Bag on the side for cords and adapters. Would be nice if it velcro’d or zippered shut.

What connections does it have?

Some solar panels only come with one style of connection. There are other adapters out there but that’s another thing to buy.

The AllPowers panel has an MC4 connection with a 5 different adapters to fit as many different devices as possible.

  • 5.5*2.1mm
  • 5.5*2.5mm
  • 3.5*1.35mm
  • Anderson plug
  • 8mm

The 8mm plug is useful for a lot of power stations like the Jackery Explorer 500 or the Generark HomePower One.

I was a bit confused which plugs should be used at first being unfamiliar with the MC4 connection but they only fit one way so it’s easy to figure out.

Many connections come included, not just 8mm.
MC4 to Anderson connector

Monocrystalline vs Polycrystalline Solar Cells

Mono and polycrystalline cells are two different kinds of solar cells. Polycrystalline cells are made up of multiple silicon crystals, are less expensive but slightly less efficient.

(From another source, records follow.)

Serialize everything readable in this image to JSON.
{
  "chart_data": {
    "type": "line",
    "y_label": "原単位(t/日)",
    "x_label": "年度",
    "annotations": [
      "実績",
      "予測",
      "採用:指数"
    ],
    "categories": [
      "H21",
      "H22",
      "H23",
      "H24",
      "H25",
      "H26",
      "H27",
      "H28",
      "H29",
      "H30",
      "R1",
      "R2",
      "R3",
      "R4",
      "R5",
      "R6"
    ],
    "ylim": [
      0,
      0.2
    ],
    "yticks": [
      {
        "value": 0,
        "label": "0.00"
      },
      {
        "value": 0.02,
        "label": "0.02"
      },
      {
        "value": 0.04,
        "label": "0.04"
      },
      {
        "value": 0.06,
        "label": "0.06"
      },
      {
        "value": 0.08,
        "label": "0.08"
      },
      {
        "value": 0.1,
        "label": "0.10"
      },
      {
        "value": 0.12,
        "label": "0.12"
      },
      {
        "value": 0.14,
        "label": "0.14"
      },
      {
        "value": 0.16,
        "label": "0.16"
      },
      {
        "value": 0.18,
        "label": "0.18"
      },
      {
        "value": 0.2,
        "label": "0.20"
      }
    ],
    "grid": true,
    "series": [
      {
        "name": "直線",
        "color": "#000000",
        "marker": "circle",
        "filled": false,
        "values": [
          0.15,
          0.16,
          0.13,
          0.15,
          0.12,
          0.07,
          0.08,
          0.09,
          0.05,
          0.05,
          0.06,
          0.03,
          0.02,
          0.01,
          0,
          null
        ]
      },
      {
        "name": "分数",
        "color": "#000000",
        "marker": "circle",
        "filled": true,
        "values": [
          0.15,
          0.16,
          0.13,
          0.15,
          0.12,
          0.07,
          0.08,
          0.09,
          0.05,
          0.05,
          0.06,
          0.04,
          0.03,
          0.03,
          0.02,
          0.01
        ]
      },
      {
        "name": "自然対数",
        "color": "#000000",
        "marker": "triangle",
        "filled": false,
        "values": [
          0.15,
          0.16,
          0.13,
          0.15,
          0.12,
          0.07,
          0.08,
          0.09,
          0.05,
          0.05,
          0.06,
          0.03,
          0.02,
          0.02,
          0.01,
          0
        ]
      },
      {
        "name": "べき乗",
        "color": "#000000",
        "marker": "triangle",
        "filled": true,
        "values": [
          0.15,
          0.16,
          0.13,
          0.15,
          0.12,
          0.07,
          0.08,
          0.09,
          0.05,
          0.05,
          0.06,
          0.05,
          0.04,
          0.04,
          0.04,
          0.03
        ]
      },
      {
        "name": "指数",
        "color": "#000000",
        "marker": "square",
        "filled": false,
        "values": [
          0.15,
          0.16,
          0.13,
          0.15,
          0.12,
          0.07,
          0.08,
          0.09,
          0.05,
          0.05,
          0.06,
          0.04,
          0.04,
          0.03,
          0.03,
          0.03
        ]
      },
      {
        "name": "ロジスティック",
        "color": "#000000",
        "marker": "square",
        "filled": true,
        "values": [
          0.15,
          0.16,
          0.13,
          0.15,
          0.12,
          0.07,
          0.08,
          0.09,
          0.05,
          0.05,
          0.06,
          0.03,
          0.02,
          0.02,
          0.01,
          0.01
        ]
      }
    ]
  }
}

The AllPowers panel is made with polycrystalline cells with an efficiency of about 21%. Because of the cheaper solar cells, the AllPower panel ends up being $160 USD compared to about $300 for a monocrystalline panel like the Jackery SolarSaga or Generark SolarPower One. The value you get out of the polycrystalline cells is great since they are very close to the efficiency of monocrystalline cells.

The polycrystalline cells are blue while the monocrystalline cells are black. The colour of the panels didn’t really matter to me. If it was a large array being mounted on your house, colour might matter a bit more.

At the end of the day, the panel still outputs up to 100 watts. It just takes more polycrystalline cells in the panel to do it.

Verdict: AllPowers 100W Briefcase Solar Panel

Rating: 7.5/10

Verdict: Recommended.

The AllPowers 100W solar panel is quite a bit less expensive because of the polycrystalline cells. The nylon case makes it tough but easy to carry around. It’s easy to plug it into your devices to charge with all the included adapters. It would be nice to have permanently attached kickstands with better snaps but with the price being nearly half of other monocrystalline panels, the AllPowers is a good deal.

Many connections let you connect to many batteries
The snap-on kickstands. Forgot one at home.